New Madrid Seismic Zone

From ILSTRUC

Location

See text
Not one map.jpg

References

(selected) Fuller 1912, Penick 1981, Stauder 1982, McKeown and Pakiser 1982, Gori and Hays 1984, Nuttli 1990, Stewart and Knox 1993

Description

Although it is neither within Illinois nor a structural feature, the New Madrid Seismic Zone must be mentioned here as a subject of public interest and concern. The earthquakes that shook the central Mississippi Valley in 1811 and 1812 were probably the most powerful experienced in the conterminous United States since the start of European settlement. Nuttli (1990) estimated that five separate events had surface-wave magnitudes of 8.0 or greater. That compares with 7.1 for the 1989 San Francisco Bay area earthquake. The New Madrid Seismic Zone is continuously active and hundreds of tremors are recorded yearly by modem seismographs. Most of these are too small to be felt. Quakes large enough to cause damage occur at infrequent intervals.

When earthquake epicenters are plotted on a map, a narrow zone of intense activity is seen to trend from northeastern Arkansas to the northwest comer of Tennessee, where it jogs north-northwest to New Madrid, Missouri.

From New Madrid the zone turns again northeast and terminates near Cairo, Illinois. The complete zone of intense activity is the New Madrid Seismic Zone. Away from the New Madrid Zone epicenters are scattered in a seemingly random pattern across a large area, which includes approximately the southern one-third of Illinois. The scattered quakes are mostly too small to detect except by instruments, but an occasional event attains a magnitude of 5.0 to 6.0, which is large enough to cause localized damage.

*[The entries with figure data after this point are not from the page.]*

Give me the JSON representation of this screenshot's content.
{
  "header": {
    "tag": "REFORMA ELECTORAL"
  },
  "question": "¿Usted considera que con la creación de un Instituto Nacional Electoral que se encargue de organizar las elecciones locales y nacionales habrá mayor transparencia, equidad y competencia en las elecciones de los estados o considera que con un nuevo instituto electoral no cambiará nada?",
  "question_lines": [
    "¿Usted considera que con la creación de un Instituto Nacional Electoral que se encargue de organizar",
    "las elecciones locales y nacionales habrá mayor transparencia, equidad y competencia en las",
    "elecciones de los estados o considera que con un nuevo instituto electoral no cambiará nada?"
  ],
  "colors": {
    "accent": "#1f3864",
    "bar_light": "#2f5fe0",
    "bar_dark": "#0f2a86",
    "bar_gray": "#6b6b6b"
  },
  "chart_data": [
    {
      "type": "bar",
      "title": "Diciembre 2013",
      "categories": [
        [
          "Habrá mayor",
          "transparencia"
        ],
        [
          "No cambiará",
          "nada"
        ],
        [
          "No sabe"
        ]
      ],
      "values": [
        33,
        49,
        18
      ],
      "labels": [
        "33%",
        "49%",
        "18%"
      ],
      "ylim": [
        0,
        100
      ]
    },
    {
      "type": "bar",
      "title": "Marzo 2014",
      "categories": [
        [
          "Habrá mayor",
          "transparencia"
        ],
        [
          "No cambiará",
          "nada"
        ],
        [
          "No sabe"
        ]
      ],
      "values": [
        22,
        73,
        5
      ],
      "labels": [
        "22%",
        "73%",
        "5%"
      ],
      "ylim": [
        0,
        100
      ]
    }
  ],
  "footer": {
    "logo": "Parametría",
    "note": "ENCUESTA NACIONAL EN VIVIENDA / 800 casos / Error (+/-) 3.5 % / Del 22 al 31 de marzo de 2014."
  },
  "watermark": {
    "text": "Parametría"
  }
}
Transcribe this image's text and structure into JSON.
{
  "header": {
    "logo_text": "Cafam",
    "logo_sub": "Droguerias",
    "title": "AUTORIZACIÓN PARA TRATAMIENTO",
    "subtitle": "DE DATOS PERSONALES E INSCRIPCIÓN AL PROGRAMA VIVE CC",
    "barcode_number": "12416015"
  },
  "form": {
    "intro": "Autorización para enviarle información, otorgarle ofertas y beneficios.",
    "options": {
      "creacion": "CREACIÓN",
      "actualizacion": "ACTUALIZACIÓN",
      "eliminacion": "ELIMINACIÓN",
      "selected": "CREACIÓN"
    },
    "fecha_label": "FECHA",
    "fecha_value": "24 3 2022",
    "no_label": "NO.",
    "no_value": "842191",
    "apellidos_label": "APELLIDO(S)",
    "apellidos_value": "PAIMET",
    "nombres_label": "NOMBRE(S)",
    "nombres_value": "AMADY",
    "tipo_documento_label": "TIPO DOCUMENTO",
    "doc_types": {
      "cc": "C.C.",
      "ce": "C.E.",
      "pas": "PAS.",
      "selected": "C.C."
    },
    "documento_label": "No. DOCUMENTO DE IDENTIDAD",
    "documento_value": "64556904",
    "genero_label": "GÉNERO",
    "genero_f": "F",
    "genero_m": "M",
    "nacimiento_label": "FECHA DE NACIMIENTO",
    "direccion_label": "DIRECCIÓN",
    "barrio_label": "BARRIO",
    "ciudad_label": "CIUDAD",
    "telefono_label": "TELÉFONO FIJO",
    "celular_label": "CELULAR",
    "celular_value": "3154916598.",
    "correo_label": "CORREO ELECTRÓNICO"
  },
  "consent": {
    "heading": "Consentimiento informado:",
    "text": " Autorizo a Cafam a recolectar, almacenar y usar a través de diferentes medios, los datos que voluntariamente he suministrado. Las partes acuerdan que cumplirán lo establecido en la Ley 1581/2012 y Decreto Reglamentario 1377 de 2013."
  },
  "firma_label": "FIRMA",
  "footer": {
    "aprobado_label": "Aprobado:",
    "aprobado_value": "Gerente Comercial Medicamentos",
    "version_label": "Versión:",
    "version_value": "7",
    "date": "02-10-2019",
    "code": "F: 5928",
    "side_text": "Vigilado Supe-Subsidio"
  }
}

The New Madrid Seismic Zone overlies the Reelfoot Rift, a great fault-bounded trough that formed during the Cambrian Period. Since Cambrian time faults in the rift have been reactivated repeatedly under various tectonic stress fields. Because of these repeated movements the earth's crust in the New Madrid area is greatly weakened. Today, plate-tectonic movements subject the central United States to compressive stress oriented from east-west to east-northeast to west-southwest (Sbar and Sykes 1973, Zoback and Zoback 1980, Nelson and Bauer 1987). Stress builds in the New Madrid area until it is suddenly released by slippage along faults, producing earthquakes. The greater the amount of energy stored before release, the larger the quake. Because the New Madrid Seismic Zone has been observed for less than 200 years, the recurrence interval for destructive quakes similar to those of 1811 and 1812 is a matter of speculation.